If you see the code in one of these responses is 1, that means the query is in queue and has not started executing yet. If you see code 2 then the query has begun executing but did not finish yet. There’s a full list of codes here.

If the problem is not enough workers then this change would not have an effect.

Admins of your Redash instance can click their user avatar and then System Status to see an overview of all queues, workers, jobs, and their status.

Jesse,

Thank you very much for your answers. They have helped us out to identify the main issue. For now, we will proceed to increase the WORKERS_COUNT environment variable for the worker service. Just to doublecheck: after restarting the worker service for the change to take effect, we will have downtime over the Redash instance, right? do you have an idea about how much time it would take?

The downtime lasts as long as it takes to restart a docker service (usually less than a minute) (you don’t need to restart every service, just the worker services).

To avoid any downtime whatsoever you could define an additional worker service and spin it up before you stop and restart the existing ones. Just be mindful of the RAM and CPU capabilities of your server so that you don’t choke the whole system down.

great, thank you!

Could you please let us know what would be the best way to adjust this WORKERS_COUNT environment variable? how many should we define? is there any way we could define kind of a capacity planning on that regard?

Most users use trial-and-error to determine their needs. There is no one-size-fits-all recipe for it.

It depends on your needs. You can theoretically add as many worker threads as you want, up to the RAM and CPU limits of your hardware. Just be careful not to over-provision, if you do it can slow the worker service down to a crawl.

This is because each worker thread uses a fixed amount of RAM. The exact amount of RAM varies depending on how many query runners you have enabled (even if you don’t have any of those data sources defined, the Python dependencies are still imported). So if one worker thread needs 200mb of RAM, then two will require 400mb, three require 600mb etc.

You can tune it by gradually increasing the number of workers. If you have 8 threads today and your RAM utilisation is acceptable (under 80% for example), then you could move to 12 threads. Then check your queues to see if the overall number of jobs begins to decrease. If not, increase from 12 to 20. Check your RAM utilisation.

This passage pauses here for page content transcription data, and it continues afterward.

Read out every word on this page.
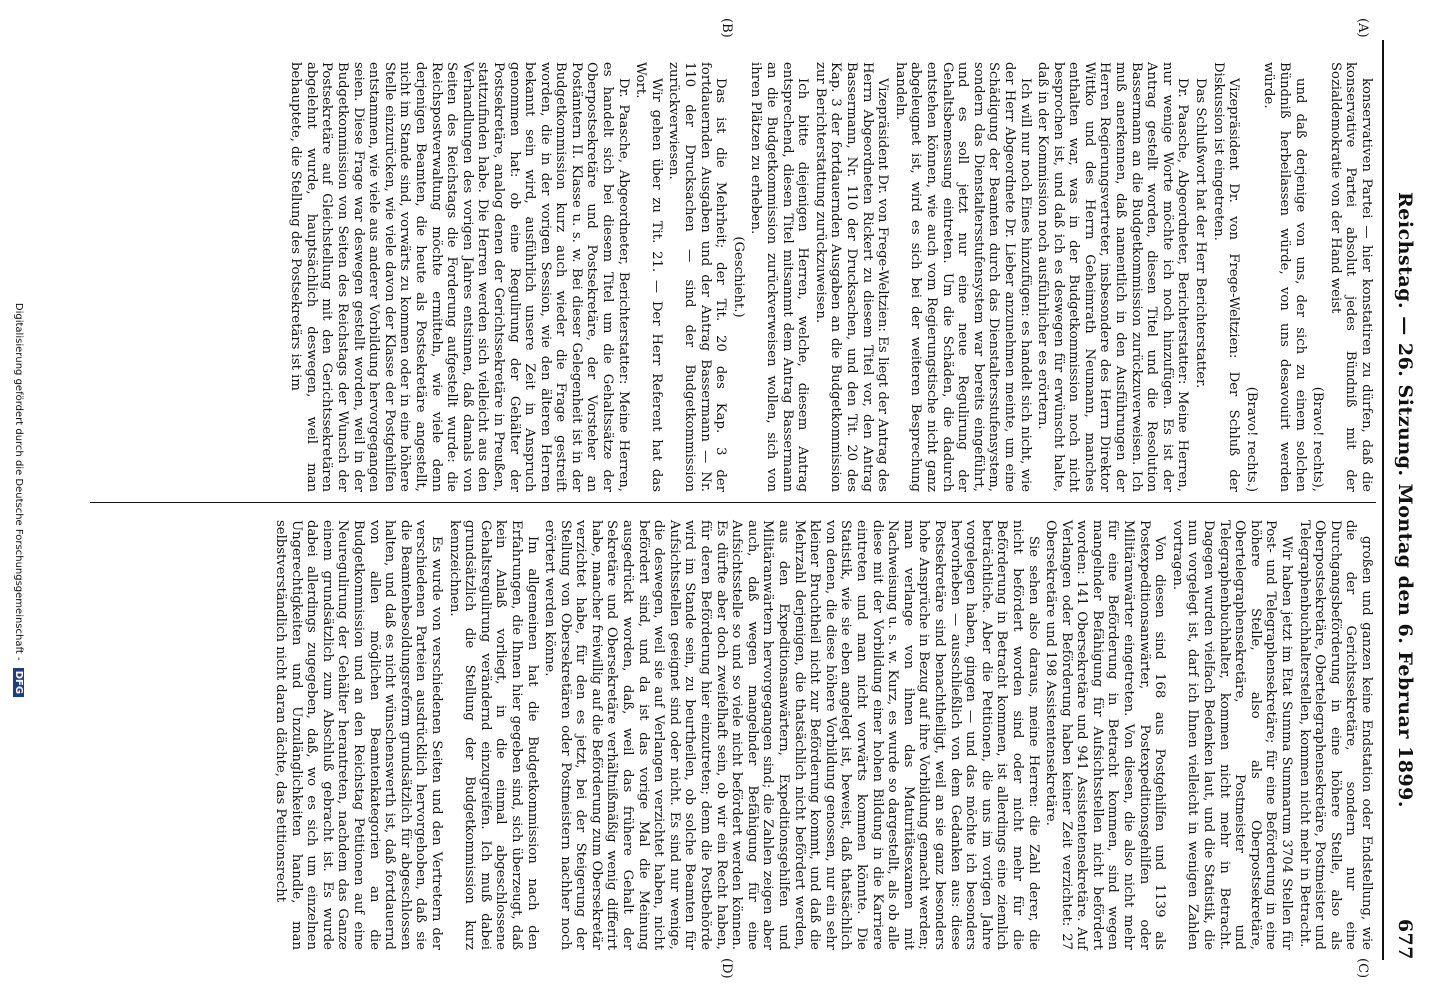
Reichstag. — 26. Sitzung. Montag den 6. Februar 1899.
677
(A)
(B)
(C)
(D)

konservativen Partei — hier konstatiren zu dürfen, daß die konservative Partei absolut jedes Bündniß mit der Sozialdemokratie von der Hand weist

(Bravo! rechts),

und daß derjenige von uns, der sich zu einem solchen Bündniß herbeilassen würde, von uns desavouirt werden würde.

(Bravo! rechts.)

Vizepräsident Dr. von Frege-Weltzien: Der Schluß der Diskussion ist eingetreten.

Das Schlußwort hat der Herr Berichterstatter.

Dr. Paasche, Abgeordneter, Berichterstatter: Meine Herren, nur wenige Worte möchte ich noch hinzufügen. Es ist der Antrag gestellt worden, diesen Titel und die Resolution Bassermann an die Budgetkommission zurückzuverweisen. Ich muß anerkennen, daß namentlich in den Ausführungen der Herren Regierungsvertreter, insbesondere des Herrn Direktor Wittko und des Herrn Geheimrath Neumann, manches enthalten war, was in der Budgetkommission noch nicht besprochen ist, und daß ich es deswegen für erwünscht halte, daß in der Kommission noch ausführlicher es erörtern.

Ich will nur noch Eines hinzufügen: es handelt sich nicht, wie der Herr Abgeordnete Dr. Lieber anzunehmen meinte, um eine Schädigung der Beamten durch das Dienstaltersstufensystem, sondern das Dienstaltersstufensystem war bereits eingeführt, und es soll jetzt nur eine neue Regulirung der Gehaltsbemessung eintreten. Um die Schäden, die dadurch entstehen können, wie auch vom Regierungstische nicht ganz abgeleugnet ist, wird es sich bei der weiteren Besprechung handeln.

Vizepräsident Dr. von Frege-Weltzien: Es liegt der Antrag des Herrn Abgeordneten Rickert zu diesem Titel vor, den Antrag Bassermann, Nr. 110 der Drucksachen, und den Tit. 20 des Kap. 3 der fortdauernden Ausgaben an die Budgetkommission zur Berichterstattung zurückzuweisen.

Ich bitte diejenigen Herren, welche, diesem Antrag entsprechend, diesen Titel mitsammt dem Antrag Bassermann an die Budgetkommission zurückverweisen wollen, sich von ihren Plätzen zu erheben.

(Geschieht.)

Das ist die Mehrheit; der Tit. 20 des Kap. 3 der fortdauernden Ausgaben und der Antrag Bassermann — Nr. 110 der Drucksachen — sind der Budgetkommission zurückverwiesen.

Wir gehen über zu Tit. 21. — Der Herr Referent hat das Wort.

Dr. Paasche, Abgeordneter, Berichterstatter: Meine Herren, es handelt sich bei diesem Titel um die Gehaltssätze der Oberpostsekretäre und Postsekretäre, der Vorsteher an Postämtern II. Klasse u. s. w. Bei dieser Gelegenheit ist in der Budgetkommission kurz auch wieder die Frage gestreift worden, die in der vorigen Session, wie den älteren Herren bekannt sein wird, ausführlich unsere Zeit in Anspruch genommen hat: ob eine Regulirung der Gehälter der Postsekretäre, analog denen der Gerichtssekretäre in Preußen, stattzufinden habe. Die Herren werden sich vielleicht aus den Verhandlungen des vorigen Jahres entsinnen, daß damals von Seiten des Reichstags die Forderung aufgestellt wurde: die Reichspostverwaltung möchte ermitteln, wie viele denn derjenigen Beamten, die heute als Postsekretäre angestellt, nicht im Stande sind, vorwärts zu kommen oder in eine höhere Stelle einzurücken, wie viele davon der Klasse der Postgehilfen entstammen, wie viele aus anderer Vorbildung hervorgegangen seien. Diese Frage war deswegen gestellt worden, weil in der Budgetkommission von Seiten des Reichstags der Wunsch der Postsekretäre auf Gleichstellung mit den Gerichtssekretären abgelehnt wurde, hauptsächlich deswegen, weil man behauptete, die Stellung des Postsekretärs ist im

großen und ganzen keine Endstation oder Endstellung, wie die der Gerichtssekretäre, sondern nur eine Durchgangsbeförderung in eine höhere Stelle, also als Oberpostsekretäre, Obertelegraphensekretäre, Postmeister und Telegraphenbuchhalterstellen, kommen nicht mehr in Betracht.

Wir haben jetzt im Etat Summa Summarum 3704 Stellen für Post- und Telegraphensekretäre; für eine Beförderung in eine höhere Stelle, also als Oberpostsekretäre, Obertelegraphensekretäre, Postmeister und Telegraphenbuchhalter, kommen nicht mehr in Betracht. Dagegen wurden vielfach Bedenken laut, und die Statistik, die nun vorgelegt ist, darf ich Ihnen vielleicht in wenigen Zahlen vortragen.

Von diesen sind 168 aus Postgehilfen und 1139 als Postexpeditionsanwärter, Postexpeditionsgehilfen oder Militäranwärter eingetreten. Von diesen, die also nicht mehr für eine Beförderung in Betracht kommen, sind wegen mangelnder Befähigung für Aufsichtsstellen nicht befördert worden: 141 Obersekretäre und 941 Assistentensekretäre. Auf Verlangen oder Beförderung haben keiner Zeit verzichtet: 27 Obersekretäre und 198 Assistentensekretäre.

Sie sehen also daraus, meine Herren: die Zahl derer, die nicht befördert worden sind oder nicht mehr für die Beförderung in Betracht kommen, ist allerdings eine ziemlich beträchtliche. Aber die Petitionen, die uns im vorigen Jahre vorgelegen haben, gingen — und das möchte ich besonders hervorheben — ausschließlich von dem Gedanken aus: diese Postsekretäre sind benachtheiligt, weil an sie ganz besonders hohe Ansprüche in Bezug auf ihre Vorbildung gemacht werden; man verlange von ihnen das Maturitätsexamen mit Nachweisung u. s. w. Kurz, es wurde so dargestellt, als ob alle diese mit der Vorbildung einer hohen Bildung in die Karriere eintreten und man nicht vorwärts kommen könnte. Die Statistik, wie sie eben angelegt ist, beweist, daß thatsächlich von denen, die diese höhere Vorbildung genossen, nur ein sehr kleiner Bruchtheil nicht zur Beförderung kommt, und daß die Mehrzahl derjenigen, die thatsächlich nicht befördert werden, aus den Expeditionsanwärtern, Expeditionsgehilfen und Militäranwärtern hervorgegangen sind; die Zahlen zeigen aber auch, daß wegen mangelnder Befähigung für eine Aufsichtsstelle so und so viele nicht befördert werden können. Es dürfte aber doch zweifelhaft sein, ob wir ein Recht haben, für deren Beförderung hier einzutreten; denn die Postbehörde wird im Stande sein, zu beurtheilen, ob solche Beamten für Aufsichtsstellen geeignet sind oder nicht. Es sind nur wenige, die deswegen, weil sie auf Verlangen verzichtet haben, nicht befördert sind, und da ist das vorige Mal die Meinung ausgedrückt worden, daß, weil das frühere Gehalt der Sekretäre und Obersekretäre verhältnißmäßig wenig differirt habe, mancher freiwillig auf die Beförderung zum Obersekretär verzichtet habe, für den es jetzt, bei der Steigerung der Stellung von Obersekretären oder Postmeistern nachher noch erörtert werden könne.

Im allgemeinen hat die Budgetkommission nach den Erfahrungen, die Ihnen hier gegeben sind, sich überzeugt, daß kein Anlaß vorliegt, in die einmal abgeschlossene Gehaltsregulirung verändernd einzugreifen. Ich muß dabei grundsätzlich die Stellung der Budgetkommission kurz kennzeichnen.

Es wurde von verschiedenen Seiten und den Vertretern der verschiedenen Parteien ausdrücklich hervorgehoben, daß sie die Beamtenbesoldungsreform grundsätzlich für abgeschlossen halten, und daß es nicht wünschenswerth ist, daß fortdauernd von allen möglichen Beamtenkategorien an die Budgetkommission und an den Reichstag Petitionen auf eine Neuregulirung der Gehälter herantreten, nachdem das Ganze einem grundsätzlich zum Abschluß gebracht ist. Es wurde dabei allerdings zugegeben, daß, wo es sich um einzelnen Ungerechtigkeiten und Unzulänglichkeiten handle, man selbstverständlich nicht daran dächte, das Petitionsrecht

Digitalisierung gefördert durch die Deutsche Forschungsgemeinschaft - DFG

If you hit the RAM limit and the queue is still the same size this suggests you may have a lot of long-running queries that are hogging the workers. Or that you simply need more ram on your server. There are various ways to change this behaviour, such as scheduling the long-running queries to run during non peak times all the way up to setting up a dedicated worker and a special queue for just those queries. You can also disable any query runners that aren’t needed in your installation (you can do this with an environment variable or by modifying the source code directly).

And of course if you increase the worker count to the point that the queue shrinks to an acceptable level you don’t need any more workers.